Super Lawyers
William C. Altreuter

Wednesday, April 27, 2011

College sports are so crooked they can't even get the easy sports right. Track, crew, fencing-- how could these things be as corrupt as hoops or football? Incredibly, schools manage this, by counting women wrong.

"Universities must demonstrate compliance with Title IX in at least one of three ways: by showing that the number of female athletes is in proportion to overall female enrollment, by demonstrating a history of expanding opportunities for women, or by proving that they are meeting the athletic interests and abilities of their female students." The problem is that D I football programs are big-- 100 students on the University of South Florida roster-- so the women's programs have to be big too, particularly because there are typically more women than men in most colleges and universities. In order to get their numbers up women runners are counted on both Cross Country and Track, and  women’s coaches are told to accept walk-ons  although this is discouraged or prohibited on men's teams.

There are, I am sure, a lot of sportswriters and other geniuses who will tell you that this is a Title IX problem. It is not. It is a problem with collegiate athletics, or, more accurately, a problem with where the emphasis is placed in college athletics. Colleges athletics should be, first and foremost, something that college students  participate in, either as athletes (ideally) or as fans. I'm not suggesting that anyone who walks on the court should be allowed to play matches as a member of the tennis team-- sport is about competition, after all, and merit should be what determines who plays and who starts. But if your athletics budget is so screwed up that you can't field a football team unless you count the men who practice with the women's fencing team as participants in women's athletics than maybe you should rethink how you are spending the money in your athletics budget.

I'm shouting at the ocean, I know, but c'mon. Wouldn't it make sense for a university-- even the University of South Florida, whatever the hell that is, to be a little more aware of what its mission is supposed to be?

| Comments:
"Wouldn't it make sense for a university-- even the University of South Florida, whatever the hell that is"

It's one of the largest universities in the country. It's a pretty solid center for medical research, particularly in cancer and Alzheimer's. It's also my alma mater.

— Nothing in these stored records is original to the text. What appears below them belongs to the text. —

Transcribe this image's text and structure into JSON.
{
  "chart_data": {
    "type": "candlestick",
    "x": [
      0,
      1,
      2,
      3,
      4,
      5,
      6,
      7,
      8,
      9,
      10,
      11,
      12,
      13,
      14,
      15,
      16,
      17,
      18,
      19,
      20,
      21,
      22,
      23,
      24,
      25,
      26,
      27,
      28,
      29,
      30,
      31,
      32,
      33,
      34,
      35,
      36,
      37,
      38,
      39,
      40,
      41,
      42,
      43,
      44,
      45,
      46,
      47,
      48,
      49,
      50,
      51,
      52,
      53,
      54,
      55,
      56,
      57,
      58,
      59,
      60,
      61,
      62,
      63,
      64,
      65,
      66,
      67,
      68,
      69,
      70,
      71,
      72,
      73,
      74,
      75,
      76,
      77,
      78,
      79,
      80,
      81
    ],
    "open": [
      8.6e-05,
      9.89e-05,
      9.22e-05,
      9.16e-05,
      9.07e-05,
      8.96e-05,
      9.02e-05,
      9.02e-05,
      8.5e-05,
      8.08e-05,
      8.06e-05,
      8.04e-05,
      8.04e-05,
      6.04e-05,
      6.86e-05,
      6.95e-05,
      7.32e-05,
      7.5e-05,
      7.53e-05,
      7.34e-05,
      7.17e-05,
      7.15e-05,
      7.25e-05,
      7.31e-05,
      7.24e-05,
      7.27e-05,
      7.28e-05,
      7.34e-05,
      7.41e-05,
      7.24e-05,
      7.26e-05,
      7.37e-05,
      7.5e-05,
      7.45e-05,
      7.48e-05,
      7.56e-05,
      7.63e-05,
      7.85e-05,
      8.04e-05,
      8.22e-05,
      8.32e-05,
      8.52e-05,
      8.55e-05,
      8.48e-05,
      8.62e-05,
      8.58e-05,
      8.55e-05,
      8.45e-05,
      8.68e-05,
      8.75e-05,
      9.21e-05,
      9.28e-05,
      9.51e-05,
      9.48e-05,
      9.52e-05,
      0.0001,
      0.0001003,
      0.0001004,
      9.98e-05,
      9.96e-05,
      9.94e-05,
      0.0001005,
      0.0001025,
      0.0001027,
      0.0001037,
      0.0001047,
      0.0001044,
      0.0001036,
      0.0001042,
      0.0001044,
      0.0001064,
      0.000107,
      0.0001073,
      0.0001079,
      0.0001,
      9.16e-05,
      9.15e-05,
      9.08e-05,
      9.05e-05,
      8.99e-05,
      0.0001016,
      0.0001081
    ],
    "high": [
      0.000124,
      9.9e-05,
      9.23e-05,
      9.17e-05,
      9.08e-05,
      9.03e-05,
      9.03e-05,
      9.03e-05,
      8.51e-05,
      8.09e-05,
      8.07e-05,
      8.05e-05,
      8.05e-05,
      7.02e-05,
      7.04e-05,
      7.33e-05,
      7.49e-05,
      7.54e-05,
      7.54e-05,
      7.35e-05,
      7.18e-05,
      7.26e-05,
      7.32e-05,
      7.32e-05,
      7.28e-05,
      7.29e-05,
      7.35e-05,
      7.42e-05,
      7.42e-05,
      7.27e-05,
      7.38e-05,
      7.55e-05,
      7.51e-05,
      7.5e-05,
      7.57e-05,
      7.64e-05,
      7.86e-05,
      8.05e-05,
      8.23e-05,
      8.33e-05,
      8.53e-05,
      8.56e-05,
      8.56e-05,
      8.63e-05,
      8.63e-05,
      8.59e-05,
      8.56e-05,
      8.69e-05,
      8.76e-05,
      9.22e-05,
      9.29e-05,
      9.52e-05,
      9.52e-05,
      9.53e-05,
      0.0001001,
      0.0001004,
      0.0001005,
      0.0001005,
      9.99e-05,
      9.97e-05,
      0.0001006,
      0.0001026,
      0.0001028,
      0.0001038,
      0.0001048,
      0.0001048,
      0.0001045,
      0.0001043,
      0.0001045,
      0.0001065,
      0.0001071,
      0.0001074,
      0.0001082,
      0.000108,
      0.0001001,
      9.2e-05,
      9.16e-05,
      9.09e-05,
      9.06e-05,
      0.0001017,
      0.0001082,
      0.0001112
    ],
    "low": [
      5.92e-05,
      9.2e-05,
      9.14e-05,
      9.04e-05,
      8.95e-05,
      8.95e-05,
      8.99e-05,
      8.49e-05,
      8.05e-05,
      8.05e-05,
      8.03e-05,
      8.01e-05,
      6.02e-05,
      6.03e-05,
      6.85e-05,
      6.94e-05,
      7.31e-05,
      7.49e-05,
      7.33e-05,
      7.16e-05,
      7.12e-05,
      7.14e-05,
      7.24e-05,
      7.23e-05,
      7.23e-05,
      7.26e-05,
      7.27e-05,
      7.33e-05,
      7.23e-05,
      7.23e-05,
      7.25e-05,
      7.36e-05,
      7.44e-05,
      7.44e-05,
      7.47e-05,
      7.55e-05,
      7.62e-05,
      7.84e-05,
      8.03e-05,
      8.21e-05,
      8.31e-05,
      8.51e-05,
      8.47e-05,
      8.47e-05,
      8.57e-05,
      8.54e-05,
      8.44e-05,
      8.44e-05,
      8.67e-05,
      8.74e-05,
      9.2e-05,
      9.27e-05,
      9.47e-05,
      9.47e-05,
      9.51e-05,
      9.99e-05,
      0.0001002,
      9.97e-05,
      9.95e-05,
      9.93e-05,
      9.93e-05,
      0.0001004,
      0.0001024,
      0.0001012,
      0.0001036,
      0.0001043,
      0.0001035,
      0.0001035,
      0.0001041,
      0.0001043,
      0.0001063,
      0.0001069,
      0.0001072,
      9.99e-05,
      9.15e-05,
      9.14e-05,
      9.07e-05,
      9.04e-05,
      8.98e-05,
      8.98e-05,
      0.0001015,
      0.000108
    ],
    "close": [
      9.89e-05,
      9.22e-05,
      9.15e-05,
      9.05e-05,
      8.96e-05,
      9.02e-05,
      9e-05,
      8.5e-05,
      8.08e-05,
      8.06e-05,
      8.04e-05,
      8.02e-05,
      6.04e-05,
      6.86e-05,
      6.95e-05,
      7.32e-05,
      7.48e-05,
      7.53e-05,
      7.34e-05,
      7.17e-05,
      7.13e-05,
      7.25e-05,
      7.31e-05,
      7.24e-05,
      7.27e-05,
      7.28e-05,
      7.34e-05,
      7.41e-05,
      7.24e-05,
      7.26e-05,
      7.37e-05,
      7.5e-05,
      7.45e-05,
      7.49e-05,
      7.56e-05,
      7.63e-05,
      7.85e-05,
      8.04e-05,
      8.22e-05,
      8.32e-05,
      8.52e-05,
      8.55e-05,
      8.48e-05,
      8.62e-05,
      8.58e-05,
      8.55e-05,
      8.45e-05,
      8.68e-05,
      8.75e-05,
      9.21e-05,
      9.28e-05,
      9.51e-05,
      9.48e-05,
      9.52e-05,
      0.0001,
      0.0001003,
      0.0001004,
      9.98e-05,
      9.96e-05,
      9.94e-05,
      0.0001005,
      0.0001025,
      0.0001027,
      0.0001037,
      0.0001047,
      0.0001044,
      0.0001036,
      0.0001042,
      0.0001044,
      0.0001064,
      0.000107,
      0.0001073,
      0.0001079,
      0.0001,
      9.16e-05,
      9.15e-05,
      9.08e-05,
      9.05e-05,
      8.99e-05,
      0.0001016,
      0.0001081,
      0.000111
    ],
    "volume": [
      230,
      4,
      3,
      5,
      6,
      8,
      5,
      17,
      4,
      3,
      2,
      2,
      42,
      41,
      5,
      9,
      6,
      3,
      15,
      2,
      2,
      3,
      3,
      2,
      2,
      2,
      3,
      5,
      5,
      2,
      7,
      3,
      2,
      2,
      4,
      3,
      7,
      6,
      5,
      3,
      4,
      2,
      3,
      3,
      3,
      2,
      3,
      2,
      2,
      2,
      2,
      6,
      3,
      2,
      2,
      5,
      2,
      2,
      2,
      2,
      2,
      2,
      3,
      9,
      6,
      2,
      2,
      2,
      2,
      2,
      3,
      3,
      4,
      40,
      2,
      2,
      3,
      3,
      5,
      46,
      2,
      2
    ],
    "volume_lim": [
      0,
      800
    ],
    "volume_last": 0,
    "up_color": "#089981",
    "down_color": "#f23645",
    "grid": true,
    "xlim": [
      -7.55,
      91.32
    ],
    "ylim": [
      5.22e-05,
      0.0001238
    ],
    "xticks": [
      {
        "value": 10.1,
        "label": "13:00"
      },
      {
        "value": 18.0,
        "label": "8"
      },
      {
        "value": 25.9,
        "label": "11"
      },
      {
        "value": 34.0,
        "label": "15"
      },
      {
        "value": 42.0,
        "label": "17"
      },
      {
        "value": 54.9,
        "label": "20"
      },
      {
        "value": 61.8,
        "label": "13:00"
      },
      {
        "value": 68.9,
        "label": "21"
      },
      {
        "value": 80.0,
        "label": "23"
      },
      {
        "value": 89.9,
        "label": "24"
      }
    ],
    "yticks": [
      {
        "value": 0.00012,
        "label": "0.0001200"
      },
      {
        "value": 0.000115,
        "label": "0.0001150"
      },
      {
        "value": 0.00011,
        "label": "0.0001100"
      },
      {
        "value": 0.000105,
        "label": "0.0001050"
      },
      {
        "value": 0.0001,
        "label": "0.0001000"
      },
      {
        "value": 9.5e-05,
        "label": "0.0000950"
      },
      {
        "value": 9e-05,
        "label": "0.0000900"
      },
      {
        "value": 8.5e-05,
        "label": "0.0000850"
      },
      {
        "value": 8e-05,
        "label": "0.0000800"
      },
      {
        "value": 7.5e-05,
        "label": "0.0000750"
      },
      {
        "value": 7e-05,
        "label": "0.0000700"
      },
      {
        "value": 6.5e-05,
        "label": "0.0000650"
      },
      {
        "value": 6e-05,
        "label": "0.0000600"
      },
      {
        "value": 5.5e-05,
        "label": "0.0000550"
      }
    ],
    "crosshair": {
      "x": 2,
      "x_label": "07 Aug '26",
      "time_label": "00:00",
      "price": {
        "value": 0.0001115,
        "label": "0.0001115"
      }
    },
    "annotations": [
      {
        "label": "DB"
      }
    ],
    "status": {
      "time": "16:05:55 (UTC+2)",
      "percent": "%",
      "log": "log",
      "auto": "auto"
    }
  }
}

No need to be a snob or a dick in order to make your point here, Bill. In fact, I rather think you undermine it a bit by doing so.

- spencer
Fair enough, Spencer. I apologize for suggesting that your school isn't all that it should be academically. I stand by my larger point, which is that college sports are a corrupting influence on institutions that should stand for something better than this. If all I knew about the University of South Florida was that it was a leading cancer and Alzheimer's research center I'd be impressed. Instead what I know is that it is so invested in its football team that it engages in disingenuous conduct in order to comply with Title IX. A rational for big-time college sport is that sport teaches valuable life lessons about working towards goals and delayed gratification, and a lot of other things. Unfortunately what actually gets taught when athletic departments do stuff like pretend that the long jumpers on the women's track team are also on cross-county, or that the men who work out with the women's fencing squad are actually on the team is that cheating is fine, and even expected. The students who see this sort of thing are being taught that cutting corners is acceptable. They are learning that bending the rules is the same as following the rules.

That's not what we we taught at my obscure D III college, by my cross-county coach. It's not what my daughter was taught at her D III women's college. Sports are great, but if sports dishonesty masks the good work a university does than that university has lost its way.

So, okay, sorry for the dis. Are you writing to your alumni office and complaining about the black eye your athletic department gave the University of South Florida?